Despite all the debate about desal, the final draft of Santa Barbara’s 50-page term sheet outlining the details of its water supply agreement with Montecito explicitly specifies that it is only obligated to sell Montecito a certain amount of water each year for the next 50 years, and makes no particular promise that any much less every single ounce of that water will be created by its desalination plant. The legal loophole might just sound like typical contract blather in case aliens blow up or steal Santa Barbara’s plant (in which case, water will no longer be our biggest problem).

But 50 years is a long time. It’s entirely possible that Santa Barbara will end up providing just part of the water it will owe Montecito from its desal plant, or perhaps none at all. It all depends on science, economics, and political will. While wave-motion energy based desalination still seems like a pie-in-the-sky notion, proposed innovations in water desalination technology such as reverse osmosis nanomembranes which might radically reduce the energy needed to desalinate water are entirely within the realm of reason. Remember, once upon a time, all efforts to make mass amounts of seawater drinkable by humans were considered pie-in-the-sky. So, you know, Science moves us forward and things can change.

Meanwhile, depending on political trends, Santa Barbara might eventually junk the plant and figure out how to recycle wastewater for landscaping.
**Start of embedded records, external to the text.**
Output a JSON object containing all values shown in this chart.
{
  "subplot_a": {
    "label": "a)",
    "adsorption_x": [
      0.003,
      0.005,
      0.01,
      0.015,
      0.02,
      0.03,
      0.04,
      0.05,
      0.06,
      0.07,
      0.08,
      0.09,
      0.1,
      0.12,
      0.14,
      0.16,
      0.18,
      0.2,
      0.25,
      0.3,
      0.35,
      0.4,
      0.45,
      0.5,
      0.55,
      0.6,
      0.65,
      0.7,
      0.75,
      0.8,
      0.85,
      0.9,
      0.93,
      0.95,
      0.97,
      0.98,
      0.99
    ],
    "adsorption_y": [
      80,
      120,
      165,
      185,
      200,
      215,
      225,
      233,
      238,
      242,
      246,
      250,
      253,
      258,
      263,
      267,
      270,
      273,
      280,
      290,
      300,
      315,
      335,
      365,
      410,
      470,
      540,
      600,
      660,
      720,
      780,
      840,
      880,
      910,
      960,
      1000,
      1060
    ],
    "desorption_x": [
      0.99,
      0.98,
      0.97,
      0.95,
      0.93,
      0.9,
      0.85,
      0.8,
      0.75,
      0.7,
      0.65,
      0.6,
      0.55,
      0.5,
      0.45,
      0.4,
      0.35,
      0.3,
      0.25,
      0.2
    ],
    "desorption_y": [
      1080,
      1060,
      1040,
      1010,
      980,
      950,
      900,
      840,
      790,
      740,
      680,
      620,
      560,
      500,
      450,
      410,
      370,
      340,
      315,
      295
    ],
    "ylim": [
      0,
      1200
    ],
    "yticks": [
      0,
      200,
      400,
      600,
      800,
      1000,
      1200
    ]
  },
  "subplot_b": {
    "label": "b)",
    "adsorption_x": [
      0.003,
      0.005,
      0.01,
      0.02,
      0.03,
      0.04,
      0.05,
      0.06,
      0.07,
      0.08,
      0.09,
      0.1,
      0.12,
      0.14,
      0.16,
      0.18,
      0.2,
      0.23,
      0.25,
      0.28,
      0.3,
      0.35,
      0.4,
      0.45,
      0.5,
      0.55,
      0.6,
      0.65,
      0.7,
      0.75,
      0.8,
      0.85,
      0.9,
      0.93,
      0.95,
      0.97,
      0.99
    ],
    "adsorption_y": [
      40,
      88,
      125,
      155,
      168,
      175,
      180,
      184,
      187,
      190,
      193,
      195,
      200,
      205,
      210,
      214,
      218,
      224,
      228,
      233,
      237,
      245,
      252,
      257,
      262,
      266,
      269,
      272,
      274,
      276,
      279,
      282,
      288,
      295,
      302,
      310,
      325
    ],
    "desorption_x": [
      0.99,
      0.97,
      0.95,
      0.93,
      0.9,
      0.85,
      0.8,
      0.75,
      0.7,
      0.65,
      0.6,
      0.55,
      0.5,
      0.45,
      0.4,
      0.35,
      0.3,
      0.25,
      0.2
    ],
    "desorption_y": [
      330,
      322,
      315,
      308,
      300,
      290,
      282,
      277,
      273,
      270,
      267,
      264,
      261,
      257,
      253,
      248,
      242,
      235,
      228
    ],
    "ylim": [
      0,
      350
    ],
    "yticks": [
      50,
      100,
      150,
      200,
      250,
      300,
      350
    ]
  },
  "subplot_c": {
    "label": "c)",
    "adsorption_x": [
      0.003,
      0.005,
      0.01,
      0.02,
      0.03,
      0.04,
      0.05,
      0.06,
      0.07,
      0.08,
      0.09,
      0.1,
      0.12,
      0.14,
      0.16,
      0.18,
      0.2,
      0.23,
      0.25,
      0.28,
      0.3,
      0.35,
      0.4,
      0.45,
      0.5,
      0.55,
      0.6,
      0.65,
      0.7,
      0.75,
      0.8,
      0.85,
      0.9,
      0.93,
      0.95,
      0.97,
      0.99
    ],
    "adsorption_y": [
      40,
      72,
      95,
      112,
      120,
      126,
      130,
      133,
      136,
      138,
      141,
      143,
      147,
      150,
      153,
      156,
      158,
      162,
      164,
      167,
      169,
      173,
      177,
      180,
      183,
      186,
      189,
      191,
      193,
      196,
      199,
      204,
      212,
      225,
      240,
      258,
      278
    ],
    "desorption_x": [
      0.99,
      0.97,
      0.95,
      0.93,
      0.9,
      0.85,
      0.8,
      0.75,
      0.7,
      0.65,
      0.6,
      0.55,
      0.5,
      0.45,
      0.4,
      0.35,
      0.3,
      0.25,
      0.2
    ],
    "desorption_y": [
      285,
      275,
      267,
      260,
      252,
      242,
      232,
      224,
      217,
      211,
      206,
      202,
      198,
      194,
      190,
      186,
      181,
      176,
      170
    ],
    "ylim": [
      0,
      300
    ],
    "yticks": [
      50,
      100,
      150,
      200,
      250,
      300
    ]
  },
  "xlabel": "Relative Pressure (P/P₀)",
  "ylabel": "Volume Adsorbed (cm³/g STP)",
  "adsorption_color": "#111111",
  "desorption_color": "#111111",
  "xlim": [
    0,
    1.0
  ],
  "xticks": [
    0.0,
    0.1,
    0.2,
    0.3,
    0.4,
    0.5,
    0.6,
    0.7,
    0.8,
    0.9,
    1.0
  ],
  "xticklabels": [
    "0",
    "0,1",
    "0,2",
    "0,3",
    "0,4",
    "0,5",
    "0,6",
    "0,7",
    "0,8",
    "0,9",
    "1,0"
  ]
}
Or, someday even –cringe alert – we might have mass recycling of waste water into potable household water. “I am a big fan of recycled water,” said Redmond, noting that it has been successfully implemented by water agencies in Los Angeles, Orange County, and San Diego. “It’s also local and drought proof and is water that you will always have no matter what. And you are bettering the environment by dumping less treated sewage into the ground.”

Mass scale wastewater recycling, while still a remote possibility, isn’t something that even desal’s biggest proponent, Wicks, necessarily opposes. In fact, says Wicks, he and fellow board member Tobe Plough had initially tried to urge MWD to build a project that included recycling water back in 2015. “We made a proposal to the MWD to do just that,” he said. “We proposed a combined desal and recycled water project, the whole nine yards.”

According to Wicks, the recycled water idea went nowhere thanks to the competing egos and conflicting agendas that typify local water politics. “The important thing about this deal is that, for the first time, we will finally have a reliable local source of water,” he concluded. “No matter how much of it comes from desalination, it will be there and we will have it when we need it.”